La nueva interpretación reconoce enfermedad terminal, anemia falciforme, ELA, Parkinson, VIH, sida, enfermedad de Huntington, distrofia muscular, caquexia, enfermedad de Crohn, colitis ulcerosa, neuropatías, artritis severa, fibromialgia y glaucoma. El comunicado oficial señaló que la Oficina de Cannabis Medicinal, el grupo de trabajo estatal y la Junta de Médicos y Asesores habían pedido antes a la Asamblea General que aclarara la norma, pero no hubo acción legislativa.
Kentucky legalizó el cannabis medicinal el 31 de marzo de 2023 y ha estado vigente desde el 1 de enero de 2025. La propia Oficina de Cannabis Medicinal recuerda que el consumo fuera del programa médico sigue siendo ilegal en el estado, por lo que la decisión no equivale a una legalización general, sino a una ampliación administrativa dentro de un marco regulado.
El caso se enmarca en el debate más amplio sobre el cannabis medicinal en EE UU, donde conviven programas estatales con restricciones federales. En paralelo, siguen discutiendo si el cannabis debe moverse hacia la Lista III, una reforma federal que podría modificar parte del marco fiscal aunque sin resolver por sí sola las diferencias entre estados.
En Kentucky, el gobierno informó que hay 32 negocios de cannabis medicinal operativos, más de 500 profesionales registrados y más de 23.700 personas aprobadas para recibir tarjetas médicas. Esos datos muestran que el programa ya funciona, pero también que su alcance depende de definiciones administrativas capaces de abrir o cerrar el acceso para pacientes con condiciones graves.
Por su parte, el gobernador, Andy Beshear, vinculó la medida con la búsqueda de alternativas al uso de opioides, debido a que el acceso regulado aparece cada vez más dentro del debate sobre cannabis terapéutico y sus posibles usos.

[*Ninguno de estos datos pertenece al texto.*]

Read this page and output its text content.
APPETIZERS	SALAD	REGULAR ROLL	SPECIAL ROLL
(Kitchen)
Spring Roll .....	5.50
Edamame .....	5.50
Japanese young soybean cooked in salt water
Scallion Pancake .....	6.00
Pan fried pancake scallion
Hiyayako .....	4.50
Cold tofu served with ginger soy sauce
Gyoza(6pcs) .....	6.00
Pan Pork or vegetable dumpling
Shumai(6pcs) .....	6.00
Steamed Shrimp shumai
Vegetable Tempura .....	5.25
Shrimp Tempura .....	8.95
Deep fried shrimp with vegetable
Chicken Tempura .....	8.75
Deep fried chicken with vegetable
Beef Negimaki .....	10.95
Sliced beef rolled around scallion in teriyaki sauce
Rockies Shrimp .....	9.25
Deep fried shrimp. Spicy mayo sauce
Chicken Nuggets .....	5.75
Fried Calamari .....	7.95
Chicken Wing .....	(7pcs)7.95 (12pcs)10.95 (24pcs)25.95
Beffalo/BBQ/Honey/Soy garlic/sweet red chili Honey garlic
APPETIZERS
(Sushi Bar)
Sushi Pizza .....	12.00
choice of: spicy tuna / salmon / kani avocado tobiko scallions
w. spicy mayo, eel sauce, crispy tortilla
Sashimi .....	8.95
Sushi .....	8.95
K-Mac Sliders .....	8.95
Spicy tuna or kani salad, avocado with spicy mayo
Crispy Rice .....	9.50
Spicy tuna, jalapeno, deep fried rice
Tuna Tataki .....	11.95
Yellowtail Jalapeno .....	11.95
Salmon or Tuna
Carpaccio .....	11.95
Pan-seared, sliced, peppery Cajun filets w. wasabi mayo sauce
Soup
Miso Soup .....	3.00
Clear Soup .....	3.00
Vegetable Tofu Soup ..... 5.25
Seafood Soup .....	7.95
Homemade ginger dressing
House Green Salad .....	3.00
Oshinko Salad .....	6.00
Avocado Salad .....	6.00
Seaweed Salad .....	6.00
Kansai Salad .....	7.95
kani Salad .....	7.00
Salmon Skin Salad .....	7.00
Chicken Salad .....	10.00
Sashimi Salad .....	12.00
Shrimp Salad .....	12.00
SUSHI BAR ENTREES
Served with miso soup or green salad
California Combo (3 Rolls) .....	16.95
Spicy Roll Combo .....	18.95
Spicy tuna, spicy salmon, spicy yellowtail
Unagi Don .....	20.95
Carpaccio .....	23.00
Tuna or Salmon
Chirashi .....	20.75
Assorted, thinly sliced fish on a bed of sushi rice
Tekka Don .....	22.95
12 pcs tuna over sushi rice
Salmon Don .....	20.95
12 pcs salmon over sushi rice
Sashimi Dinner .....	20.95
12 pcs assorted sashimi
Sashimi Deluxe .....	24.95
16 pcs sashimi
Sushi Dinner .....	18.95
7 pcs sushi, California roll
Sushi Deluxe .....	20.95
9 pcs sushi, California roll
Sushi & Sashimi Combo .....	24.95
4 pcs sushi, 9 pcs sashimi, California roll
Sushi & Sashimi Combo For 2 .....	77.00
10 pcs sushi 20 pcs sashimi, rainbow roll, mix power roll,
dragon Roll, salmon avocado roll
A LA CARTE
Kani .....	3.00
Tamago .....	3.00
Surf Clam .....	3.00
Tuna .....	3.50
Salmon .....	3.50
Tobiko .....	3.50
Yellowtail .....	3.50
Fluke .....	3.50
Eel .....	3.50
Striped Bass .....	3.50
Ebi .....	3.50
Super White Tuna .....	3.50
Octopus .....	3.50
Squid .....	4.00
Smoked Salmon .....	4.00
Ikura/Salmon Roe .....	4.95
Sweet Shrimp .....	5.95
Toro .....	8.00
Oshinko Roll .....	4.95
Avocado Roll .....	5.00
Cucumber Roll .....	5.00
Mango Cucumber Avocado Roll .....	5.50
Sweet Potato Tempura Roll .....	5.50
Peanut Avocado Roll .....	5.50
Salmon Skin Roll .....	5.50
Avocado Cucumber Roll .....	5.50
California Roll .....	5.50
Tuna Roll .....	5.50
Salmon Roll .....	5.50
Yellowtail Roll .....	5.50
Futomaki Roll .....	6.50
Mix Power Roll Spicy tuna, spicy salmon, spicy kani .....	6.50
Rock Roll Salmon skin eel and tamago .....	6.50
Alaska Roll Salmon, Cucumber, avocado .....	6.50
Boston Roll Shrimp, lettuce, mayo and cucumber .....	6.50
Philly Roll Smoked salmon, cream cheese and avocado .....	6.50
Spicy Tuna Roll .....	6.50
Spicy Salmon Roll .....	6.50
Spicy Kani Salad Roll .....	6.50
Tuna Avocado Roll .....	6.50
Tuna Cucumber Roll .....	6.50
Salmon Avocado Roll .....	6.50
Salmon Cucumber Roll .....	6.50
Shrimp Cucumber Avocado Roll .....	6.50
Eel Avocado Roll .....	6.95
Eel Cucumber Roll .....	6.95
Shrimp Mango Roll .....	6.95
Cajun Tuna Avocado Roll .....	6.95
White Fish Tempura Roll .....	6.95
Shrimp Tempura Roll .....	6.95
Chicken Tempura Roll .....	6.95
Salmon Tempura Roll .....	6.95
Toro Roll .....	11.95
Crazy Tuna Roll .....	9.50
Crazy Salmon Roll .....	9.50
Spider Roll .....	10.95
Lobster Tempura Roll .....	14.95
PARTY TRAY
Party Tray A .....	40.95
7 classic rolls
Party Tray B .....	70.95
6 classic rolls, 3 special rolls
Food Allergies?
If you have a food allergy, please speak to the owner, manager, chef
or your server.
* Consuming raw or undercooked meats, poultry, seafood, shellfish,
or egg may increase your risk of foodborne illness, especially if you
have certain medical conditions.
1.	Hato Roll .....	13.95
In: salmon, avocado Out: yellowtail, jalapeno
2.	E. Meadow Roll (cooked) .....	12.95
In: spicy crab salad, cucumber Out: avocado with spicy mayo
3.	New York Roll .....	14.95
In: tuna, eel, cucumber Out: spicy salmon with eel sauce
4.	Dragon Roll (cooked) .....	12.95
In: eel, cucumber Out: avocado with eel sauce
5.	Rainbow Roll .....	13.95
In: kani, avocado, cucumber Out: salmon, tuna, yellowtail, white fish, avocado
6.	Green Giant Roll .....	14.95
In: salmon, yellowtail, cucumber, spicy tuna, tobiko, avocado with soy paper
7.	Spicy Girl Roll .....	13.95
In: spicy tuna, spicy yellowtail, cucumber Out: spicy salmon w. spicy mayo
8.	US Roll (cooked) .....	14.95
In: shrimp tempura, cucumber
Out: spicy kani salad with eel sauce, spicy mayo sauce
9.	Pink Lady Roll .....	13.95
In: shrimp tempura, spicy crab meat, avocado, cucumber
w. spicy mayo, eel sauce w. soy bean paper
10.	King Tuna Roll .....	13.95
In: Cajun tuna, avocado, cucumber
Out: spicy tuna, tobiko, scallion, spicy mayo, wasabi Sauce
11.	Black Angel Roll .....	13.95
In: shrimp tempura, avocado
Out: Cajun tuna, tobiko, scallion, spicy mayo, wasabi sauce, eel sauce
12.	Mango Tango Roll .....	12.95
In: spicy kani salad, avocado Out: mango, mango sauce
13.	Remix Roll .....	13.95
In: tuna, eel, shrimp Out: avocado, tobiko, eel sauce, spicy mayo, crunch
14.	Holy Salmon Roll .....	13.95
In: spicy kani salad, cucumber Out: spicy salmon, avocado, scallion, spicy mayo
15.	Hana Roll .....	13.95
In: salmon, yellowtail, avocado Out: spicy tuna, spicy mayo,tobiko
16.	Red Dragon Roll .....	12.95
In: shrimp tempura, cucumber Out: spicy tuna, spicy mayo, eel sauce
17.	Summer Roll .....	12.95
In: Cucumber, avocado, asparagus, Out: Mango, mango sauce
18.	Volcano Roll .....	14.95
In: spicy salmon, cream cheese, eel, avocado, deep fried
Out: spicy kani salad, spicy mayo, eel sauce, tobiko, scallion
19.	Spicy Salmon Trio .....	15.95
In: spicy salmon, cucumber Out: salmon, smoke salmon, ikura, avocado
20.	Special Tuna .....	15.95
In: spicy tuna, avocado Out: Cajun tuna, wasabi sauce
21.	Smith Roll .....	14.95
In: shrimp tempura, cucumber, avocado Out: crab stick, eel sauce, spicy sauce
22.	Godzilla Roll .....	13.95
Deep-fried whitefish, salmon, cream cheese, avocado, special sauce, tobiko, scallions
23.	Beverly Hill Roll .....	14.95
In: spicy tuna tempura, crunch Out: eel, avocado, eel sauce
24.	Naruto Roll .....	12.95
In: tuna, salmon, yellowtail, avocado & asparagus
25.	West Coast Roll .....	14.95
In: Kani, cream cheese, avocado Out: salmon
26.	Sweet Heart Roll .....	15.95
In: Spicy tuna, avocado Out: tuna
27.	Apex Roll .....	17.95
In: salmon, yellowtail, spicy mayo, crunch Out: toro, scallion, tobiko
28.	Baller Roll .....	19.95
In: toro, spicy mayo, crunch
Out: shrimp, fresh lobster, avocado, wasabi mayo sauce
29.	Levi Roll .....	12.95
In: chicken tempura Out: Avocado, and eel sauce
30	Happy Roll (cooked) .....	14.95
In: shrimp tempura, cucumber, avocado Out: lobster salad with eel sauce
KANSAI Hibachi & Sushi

Para pacientes con dolor crónico u otras condiciones graves, la aclaración puede reducir barreras administrativas y ordenar el acceso a un programa todavía reciente. El siguiente paso quedará en manos de la Oficina de Cannabis Medicinal de Kentucky, que deberá formalizar la regulación de emergencia para aplicar la aclaración de condiciones calificantes dentro del programa estatal.